O governo Lula (PT) deve propor travas à ampliação, pelos países do Mercosul, das listas de exceções à tarifa comum do bloco. O objetivo é evitar uma redução brusca de alíquotas, que prejudique produtores brasileiros.
Brasil, Argentina, Paraguai e Uruguai fizeram um acordo em abril em torno de uma proposta para flexibilizar as regras do Mercosul e permitir que os países-membros reduzam parte de suas tarifas comerciais.
A decisão foi uma sinalização do bloco à equipe de Donald Trump, em meio às negociações para tentar reverter os impactos das taxas de importação anunciadas pelo republicano.
A proposta acertada em abril, durante reunião de chanceleres do Mercosul em Buenos Aires, previa a inclusão de 50 códigos adicionais de produtos na chamada Letec (Lista de Exceções à Tarifa Externa Comum).
O bloco adota um imposto de importação comum, mas na prática cada país tem uma lista de exceções que permite adotar tarifas diferentes, com maior flexibilidade. As exceções podem ser de alíquotas inferiores ou superiores às da TEC (Tarifa Externa Comum), mas não podem ultrapassar os níveis acordados na OMC (Organização Mundial do Comércio).
Apesar de ter havido concordância entre os membros do Mercosul sobre a ampliação da Letec, há divergências em relação a como o processo deve ocorrer.
A principal preocupação no governo Lula é uma redução aguda de tarifas dos demais sócios em setores importantes para a indústria nacional, que significaria uma perda de mercado para produtos brasileiros.
Para evitar esses prejuízos, segundo interlocutores ouvidos pela Folha, a proposta que o Brasil apresentará no Mercosul deve prever um poder de veto de qualquer sócio a reduções tarifárias que sejam realizadas com base na atual extensão da Letec.
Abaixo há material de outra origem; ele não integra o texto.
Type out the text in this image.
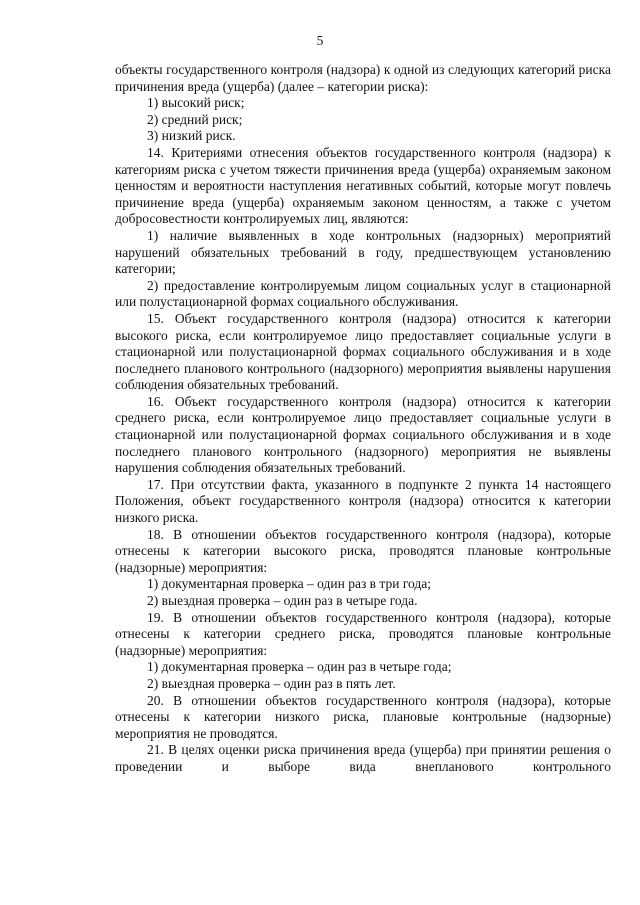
5

объекты государственного контроля (надзора) к одной из следующих категорий риска причинения вреда (ущерба) (далее – категории риска):

1) высокий риск;

2) средний риск;

3) низкий риск.

14. Критериями отнесения объектов государственного контроля (надзора) к категориям риска с учетом тяжести причинения вреда (ущерба) охраняемым законом ценностям и вероятности наступления негативных событий, которые могут повлечь причинение вреда (ущерба) охраняемым законом ценностям, а также с учетом добросовестности контролируемых лиц, являются:

1) наличие выявленных в ходе контрольных (надзорных) мероприятий нарушений обязательных требований в году, предшествующем установлению категории;

2) предоставление контролируемым лицом социальных услуг в стационарной или полустационарной формах социального обслуживания.

15. Объект государственного контроля (надзора) относится к категории высокого риска, если контролируемое лицо предоставляет социальные услуги в стационарной или полустационарной формах социального обслуживания и в ходе последнего планового контрольного (надзорного) мероприятия выявлены нарушения соблюдения обязательных требований.

16. Объект государственного контроля (надзора) относится к категории среднего риска, если контролируемое лицо предоставляет социальные услуги в стационарной или полустационарной формах социального обслуживания и в ходе последнего планового контрольного (надзорного) мероприятия не выявлены нарушения соблюдения обязательных требований.

17. При отсутствии факта, указанного в подпункте 2 пункта 14 настоящего Положения, объект государственного контроля (надзора) относится к категории низкого риска.

18. В отношении объектов государственного контроля (надзора), которые отнесены к категории высокого риска, проводятся плановые контрольные (надзорные) мероприятия:

1) документарная проверка – один раз в три года;

2) выездная проверка – один раз в четыре года.

19. В отношении объектов государственного контроля (надзора), которые отнесены к категории среднего риска, проводятся плановые контрольные (надзорные) мероприятия:

1) документарная проверка – один раз в четыре года;

2) выездная проверка – один раз в пять лет.

20. В отношении объектов государственного контроля (надзора), которые отнесены к категории низкого риска, плановые контрольные (надзорные) мероприятия не проводятся.

21. В целях оценки риска причинения вреда (ущерба) при принятии решения о проведении и выборе вида внепланового контрольного
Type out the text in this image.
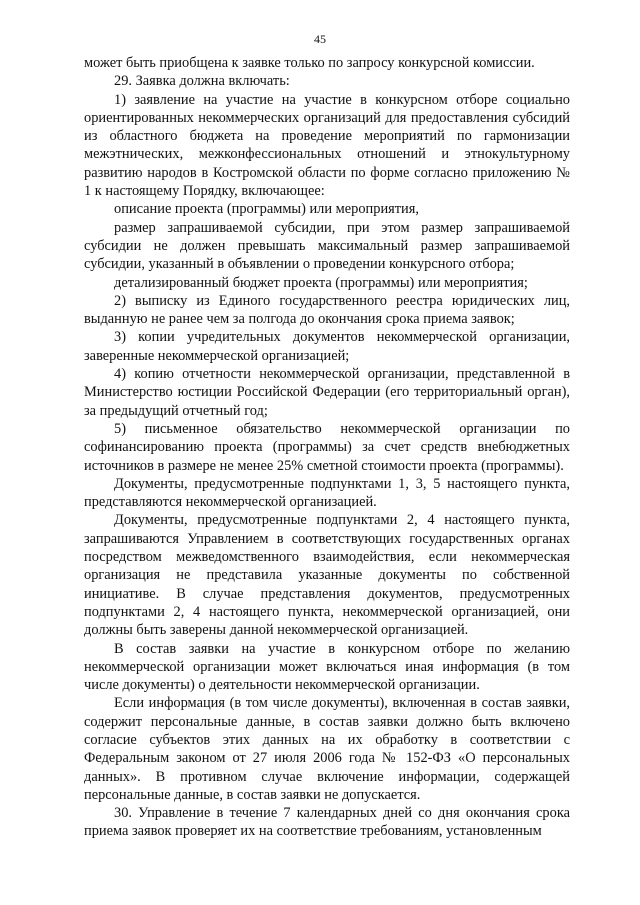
45

может быть приобщена к заявке только по запросу конкурсной комиссии.

29. Заявка должна включать:

1) заявление на участие на участие в конкурсном отборе социально ориентированных некоммерческих организаций для предоставления субсидий из областного бюджета на проведение мероприятий по гармонизации межэтнических, межконфессиональных отношений и этнокультурному развитию народов в Костромской области по форме согласно приложению № 1 к настоящему Порядку, включающее:

описание проекта (программы) или мероприятия,

размер запрашиваемой субсидии, при этом размер запрашиваемой субсидии не должен превышать максимальный размер запрашиваемой субсидии, указанный в объявлении о проведении конкурсного отбора;

детализированный бюджет проекта (программы) или мероприятия;

2) выписку из Единого государственного реестра юридических лиц, выданную не ранее чем за полгода до окончания срока приема заявок;

3) копии учредительных документов некоммерческой организации, заверенные некоммерческой организацией;

4) копию отчетности некоммерческой организации, представленной в Министерство юстиции Российской Федерации (его территориальный орган), за предыдущий отчетный год;

5) письменное обязательство некоммерческой организации по софинансированию проекта (программы) за счет средств внебюджетных источников в размере не менее 25% сметной стоимости проекта (программы).

Документы, предусмотренные подпунктами 1, 3, 5 настоящего пункта, представляются некоммерческой организацией.

Документы, предусмотренные подпунктами 2, 4 настоящего пункта, запрашиваются Управлением в соответствующих государственных органах посредством межведомственного взаимодействия, если некоммерческая организация не представила указанные документы по собственной инициативе. В случае представления документов, предусмотренных подпунктами 2, 4 настоящего пункта, некоммерческой организацией, они должны быть заверены данной некоммерческой организацией.

В состав заявки на участие в конкурсном отборе по желанию некоммерческой организации может включаться иная информация (в том числе документы) о деятельности некоммерческой организации.

Если информация (в том числе документы), включенная в состав заявки, содержит персональные данные, в состав заявки должно быть включено согласие субъектов этих данных на их обработку в соответствии с Федеральным законом от 27 июля 2006 года № 152-ФЗ «О персональных данных». В противном случае включение информации, содержащей персональные данные, в состав заявки не допускается.

30. Управление в течение 7 календарных дней со дня окончания срока приема заявок проверяет их на соответствие требованиям, установленным
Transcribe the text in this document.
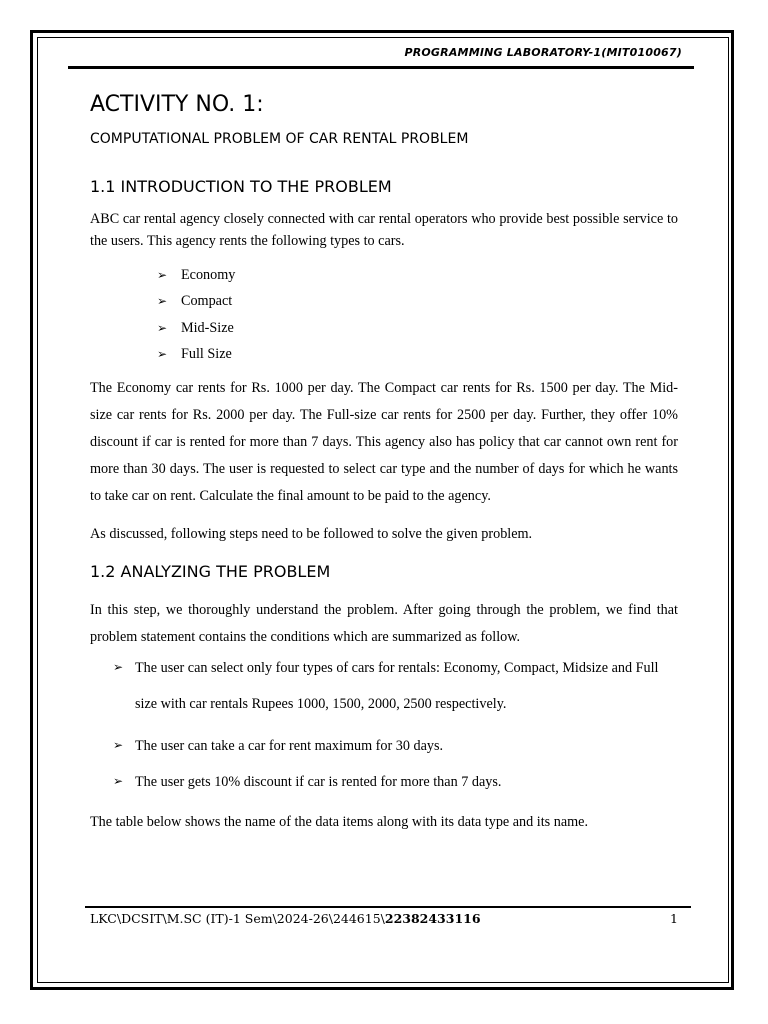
PROGRAMMING LABORATORY-1(MIT010067)
ACTIVITY NO. 1:
COMPUTATIONAL PROBLEM OF CAR RENTAL PROBLEM
1.1 INTRODUCTION TO THE PROBLEM
ABC car rental agency closely connected with car rental operators who provide best possible service to the users. This agency rents the following types to cars.
➢ Economy
➢ Compact
➢ Mid-Size
➢ Full Size
The Economy car rents for Rs. 1000 per day. The Compact car rents for Rs. 1500 per day. The Mid-size car rents for Rs. 2000 per day. The Full-size car rents for 2500 per day. Further, they offer 10% discount if car is rented for more than 7 days. This agency also has policy that car cannot own rent for more than 30 days. The user is requested to select car type and the number of days for which he wants to take car on rent. Calculate the final amount to be paid to the agency.
As discussed, following steps need to be followed to solve the given problem.
1.2 ANALYZING THE PROBLEM
In this step, we thoroughly understand the problem. After going through the problem, we find that problem statement contains the conditions which are summarized as follow.
➢ The user can select only four types of cars for rentals: Economy, Compact, Midsize and Full size with car rentals Rupees 1000, 1500, 2000, 2500 respectively.
➢ The user can take a car for rent maximum for 30 days.
➢ The user gets 10% discount if car is rented for more than 7 days.
The table below shows the name of the data items along with its data type and its name.
LKC\DCSIT\M.SC (IT)-1 Sem\2024-26\244615\22382433116	1
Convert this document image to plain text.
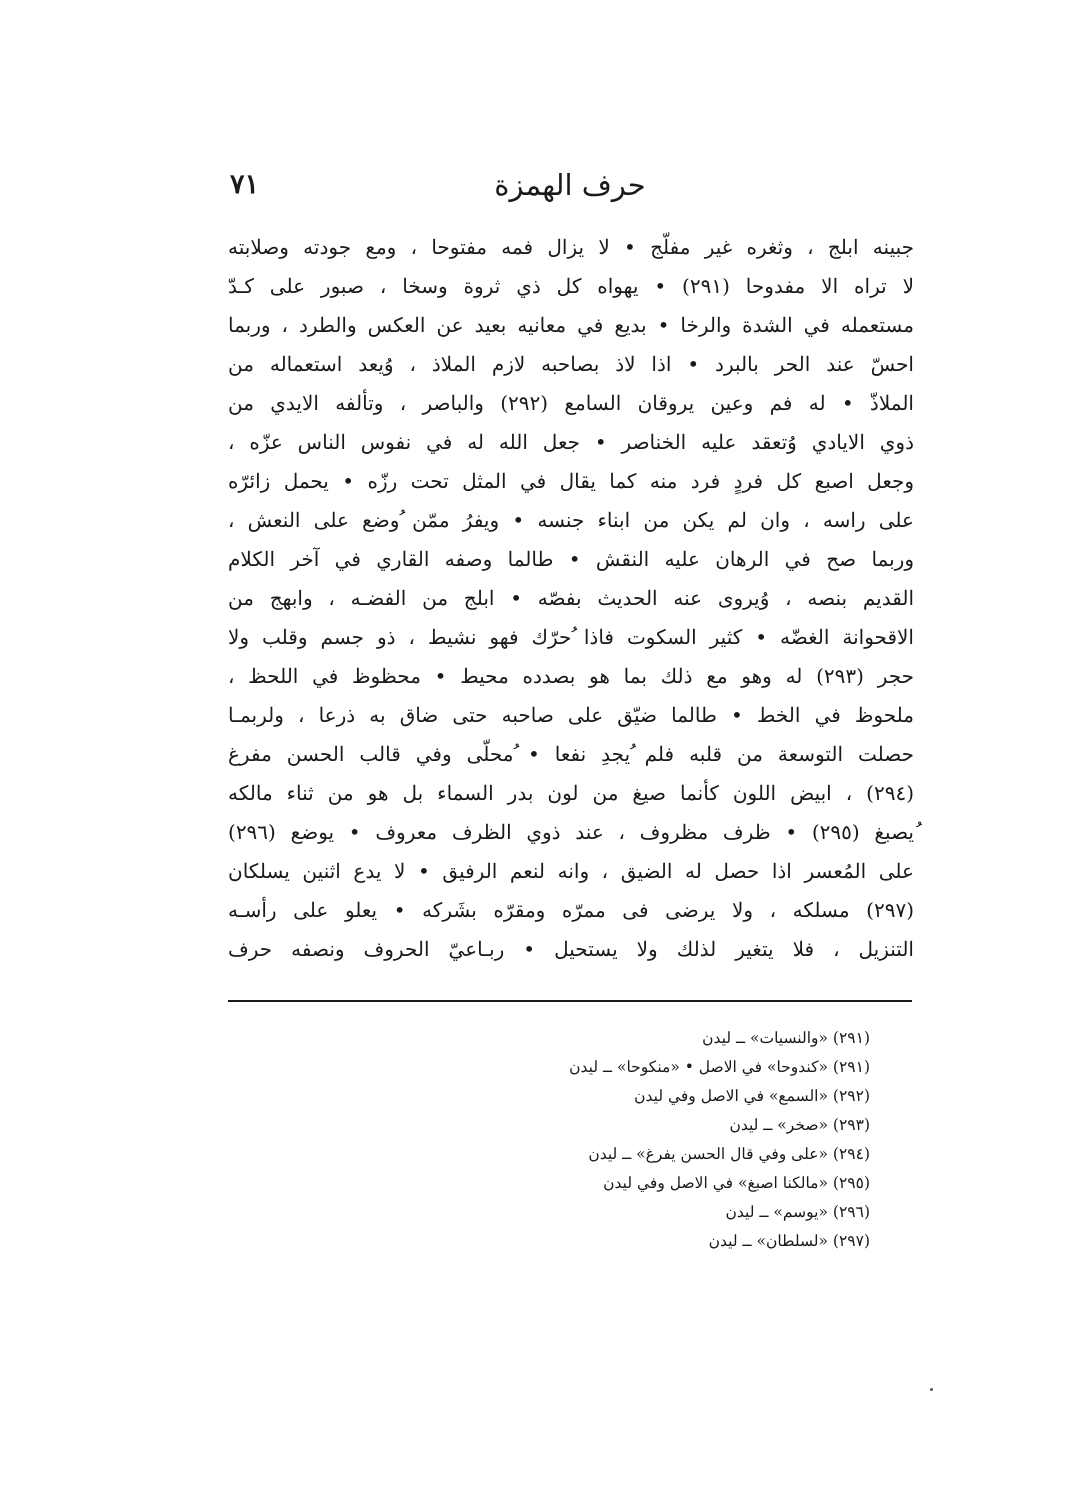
حرف الهمزة
٧١
جبينه ابلج ، وثغره غير مفلّج • لا يزال فمه مفتوحا ، ومع جودته وصلابته
لا تراه الا مفدوحا (٢٩١) • يهواه كل ذي ثروة وسخا ، صبور على كـدّ
مستعمله في الشدة والرخا • بديع في معانيه بعيد عن العكس والطرد ، وربما
احسّ عند الحر بالبرد • اذا لاذ بصاحبه لازم الملاذ ، وُيعد استعماله من
الملاذّ • له فم وعين يروقان السامع (٢٩٢) والباصر ، وتألفه الايدي من
ذوي الايادي وُتعقد عليه الخناصر • جعل الله له في نفوس الناس عزّه ،
وجعل اصبع كل فردٍ فرد منه كما يقال في المثل تحت رزّه • يحمل زائرّه
على راسه ، وان لم يكن من ابناء جنسه • ويفرُ ممّن ُوضع على النعش ،
وربما صح في الرهان عليه النقش • طالما وصفه القاري في آخر الكلام
القديم بنصه ، وُيروى عنه الحديث بفصّه • ابلج من الفضـه ، وابهج من
الاقحوانة الغضّه • كثير السكوت فاذا ُحرّك فهو نشيط ، ذو جسم وقلب ولا
حجر (٢٩٣) له وهو مع ذلك بما هو بصدده محيط • محظوظ في اللحظ ،
ملحوظ في الخط • طالما ضيّق على صاحبه حتى ضاق به ذرعا ، ولربمـا
حصلت التوسعة من قلبه فلم ُيجدِ نفعا • ُمحلّى وفي قالب الحسن مفرغ
(٢٩٤) ، ابيض اللون كأنما صيغ من لون بدر السماء بل هو من ثناء مالكه
ُيصبغ (٢٩٥) • ظرف مظروف ، عند ذوي الظرف معروف • يوضع (٢٩٦)
على المُعسر اذا حصل له الضيق ، وانه لنعم الرفيق • لا يدع اثنين يسلكان
(٢٩٧) مسلكه ، ولا يرضى فى ممرّه ومقرّه بشَركه • يعلو على رأسـه
التنزيل ، فلا يتغير لذلك ولا يستحيل • ربـاعيّ الحروف ونصفه حرف
(٢٩١) «والنسيات» ــ ليدن
(٢٩١) «كندوحا» في الاصل • «منكوحا» ــ ليدن
(٢٩٢) «السمع» في الاصل وفي ليدن
(٢٩٣) «صخر» ــ ليدن
(٢٩٤) «على وفي قال الحسن يفرغ» ــ ليدن
(٢٩٥) «مالكنا اصبغ» في الاصل وفي ليدن
(٢٩٦) «يوسم» ــ ليدن
(٢٩٧) «لسلطان» ــ ليدن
Outros dispositivos da proposta brasileira devem proibir que os cortes tarifários sejam excessivamente concentrados em um determinado setor econômico. O objetivo é que eventuais reduções do imposto sejam diluídas em diferentes segmentos, para evitar que uma determinada indústria brasileira sofra prejuízos excessivos com a abertura comercial dos demais membros do Mercosul.
As travas propostas no anteprojeto brasileiro contrastam com o modelo defendido pela Argentina. Poucas semanas depois da reunião de chanceleres de abril, Buenos Aires defendeu que os países do Mercosul tivessem autonomia total para definir como aplicariam seus cortes tarifários.
O governo de Javier Milei, que recebeu o apoio de Uruguai e Paraguai, também entende que a ampliação da Letec nos casos do Brasil e da Argentina —as maiores economias do Mercosul— deve valer até o final de 2028. O governo Lula, por sua vez, quer tratar a situação como uma autorização excepcional, com prazo até dezembro de 2027.
Técnicos de Brasil, Argentina, Uruguai e Paraguai devem se reunir novamente em Buenos Aires nesta semana para tentar fechar um acordo entre as duas propostas que estão sobre a mesa.
A concordância com uma Letec ampliada ocorreu dias depois de Trump impor tarifas a todos os parceiros comerciais dos americanos. Os membros do Mercosul foram atingidos por uma alíquota de 10%.
Desde então, diferentes governos negociam com Washington para conseguir reduzir as barreiras impostas pelo americano. Com a ampliação da Letec, os países do Mercosul terão mais liberdade para reduzir suas tarifas durante essas tratativas.
A decisão de ampliar a lista de exceções da tarifa comum é particularmente importante para a Argentina de Javier Milei, que busca aprofundar seu relacionamento comercial com os EUA.
Para o governo Milei, essa flexibilidade confere ao país uma margem de manobra para negociar algum tipo de entendimento com Washington.
O argentino chegou a defender um acordo de livre comércio com os EUA, mas recuou diante da falta de interesse da gestão Trump e da impossibilidade de negociar um amplo tratado do tipo sem anuência dos demais integrantes do Mercosul.
No caso do Brasil, as conversas com os EUA ocorrem em duas frentes. Em uma, assessores de Lula tentam convencer os americanos a reabrir cotas de importação para aço e alumínio, itens afetados por uma tarifa de 25% anunciada por Trump em fevereiro. A alíquota foi posteriormente elevada para 50%.
Em outra, auxiliares do petista tratam com o governo Trump sobre queixas específicas, como a diferença de impostos dos dois países para importação de etanol. Enquanto o Brasil tem uma tarifa de 18%, os EUA aplicam um índice de 2,5% —a diferença é frequentemente citada por Washington como exemplo de tratamento injusto.
Atualmente, o Brasil está autorizado a adotar tarifas diferentes para até 100 códigos no âmbito da Letec. Fazem parte da lista em vigor produtos como azeites de oliva (com tarifa zerada, em comparação a uma TEC de 9%), absorventes e marca-passos.